3. Une politique économique inadaptée

a) Les risques des « 35 heures »

Les « 35 heures » accroissent toutes les tensions auxquelles l'économie française est actuellement confrontée.

Les « 35 heures » brident le développement de l'offre par les entreprises françaises. La mise en oeuvre des « 35 heures » s'effectue à rebours du cycle : normalement, lors des phases de reprise de l'activité, la durée du travail s'accroît, notamment par un recours accru aux heures supplémentaires. En l'espèce, la durée du travail est arbitrairement réduite, alors même que nombre d'entreprises éprouvent de réelles difficultés à trouver la main d'oeuvre dont elles auraient besoin. Dans certains secteurs d'activité, comme le bâtiment, la situation devient critique.

Il en résulte que nombre d'entreprises ne peuvent ajuster leur production à la demande. En conséquence, elles subissent de plein fouet les conséquences dommageables de la dépréciation de l'euro sur leurs coûts de production, sans pouvoir les compenser en bénéficiant de ses effets favorables sur leur compétitivité pour exporter davantage. Par surcroît, l'effet de signal résultant de la mise en oeuvre isolée des « 35 heures » réduit l'attractivité relative du territoire pour les entreprises étrangères.

Au total, les « 35 heures » réduisent les capacités de production de la Nation. Or, la réduction du temps de travail n'est durablement créatrice d'emplois que si elle ne freine pas la croissance.

La mise en oeuvre des « 35 heures » renforce les tensions inflationnistes. En effet, les entreprises qui sont déjà passées aux « 35 heures » sont celles pour qui l'opération était avantageuse ou relativement aisée. Pour les autres, la réduction du temps de travail accroît les coûts de production. Par ailleurs, les « 35 heures » accentuent les tensions sur les salaires. En effet, en période de reprise, les rémunérations réelles des salariés accélèrent, en raison notamment des heures supplémentaires. Cependant, compte tenu de la modération salariale nécessitée par les « 35 heures », les salariés voient la période de forte croissance s'accompagner d'une progression du pouvoir d'achat par tête qui reste très faible (moins de 1 % par an). Cette situation est difficilement tenable, notamment dans les secteurs qui connaissent des difficultés de recrutement. Il est donc à craindre que les coûts salariaux de production n'accélèrent. Or, la réduction du temps de travail n'est durablement créatrice d'emploi que sous la condition d'une modération durable des salaires.

Enfin, le coût des « 35 heures » pour les finances publiques ne cesse d'augmenter. Ce coût dépasse aujourd'hui très largement le point d'équilibre où s'égalisent les dépenses liées aux allégements de charges sociales, d'une part, les recettes liées aux créations d'emplois induites, d'autre part. Par surcroît, cette dérive risque de s'accentuer si les « 35 heures » sont étendues à la fonction publique sans gel des salaires. Or, la réduction du temps de travail n'est durablement créatrice d'emplois que si la mise en oeuvre ne dégrade pas le solde des finances publiques.

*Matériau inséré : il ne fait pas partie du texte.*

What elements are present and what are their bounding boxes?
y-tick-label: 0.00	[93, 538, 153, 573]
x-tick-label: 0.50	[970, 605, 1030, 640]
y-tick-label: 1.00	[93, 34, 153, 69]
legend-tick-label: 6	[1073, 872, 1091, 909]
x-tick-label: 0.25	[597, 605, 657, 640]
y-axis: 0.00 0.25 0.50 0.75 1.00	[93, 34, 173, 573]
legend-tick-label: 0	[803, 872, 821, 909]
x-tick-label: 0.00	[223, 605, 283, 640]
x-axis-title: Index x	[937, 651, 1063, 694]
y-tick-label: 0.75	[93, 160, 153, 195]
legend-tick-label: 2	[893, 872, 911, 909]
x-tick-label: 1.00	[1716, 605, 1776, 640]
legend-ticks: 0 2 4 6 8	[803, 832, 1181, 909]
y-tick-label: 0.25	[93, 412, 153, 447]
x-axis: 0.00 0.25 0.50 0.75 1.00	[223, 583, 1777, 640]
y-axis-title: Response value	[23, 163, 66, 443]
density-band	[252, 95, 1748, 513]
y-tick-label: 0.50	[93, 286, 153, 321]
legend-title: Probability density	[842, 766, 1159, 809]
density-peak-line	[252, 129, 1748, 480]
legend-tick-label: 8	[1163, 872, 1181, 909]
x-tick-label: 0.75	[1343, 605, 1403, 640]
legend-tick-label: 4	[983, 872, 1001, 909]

Au total, tous les équilibres macro-économiques sur lesquels le gouvernement fondait la réussite des « 35 heures » sont rompus.

Dans la conjoncture actuelle, non seulement la poursuite de la réduction obligatoire du temps de travail ne pourrait plus créer d'emplois, mais les emplois qui auraient pu être créés sont menacés. Dans ces conditions, votre rapporteur général estime indispensable d'assouplir immédiatement le régime des heures supplémentaires, et de reporter l'obligation légale de réduction du temps de travail, aussi bien pour les petites et moyennes entreprises que pour les secteurs confrontés à des difficultés de recrutement.

Il semble d'ailleurs que le ministre de l'économie, des finances et de l'industrie en ait tardivement pris conscience, puisqu'il s'est récemment prononcé en faveur d'un tel assouplissement. Pourtant, le gouvernement n'a, à ce jour, annoncé aucune mesure concrète en ce sens.

Comme sur la période 1988-1990, des erreurs de politique économique risquent donc de « casser » la croissance impulsée par un environnement international porteur.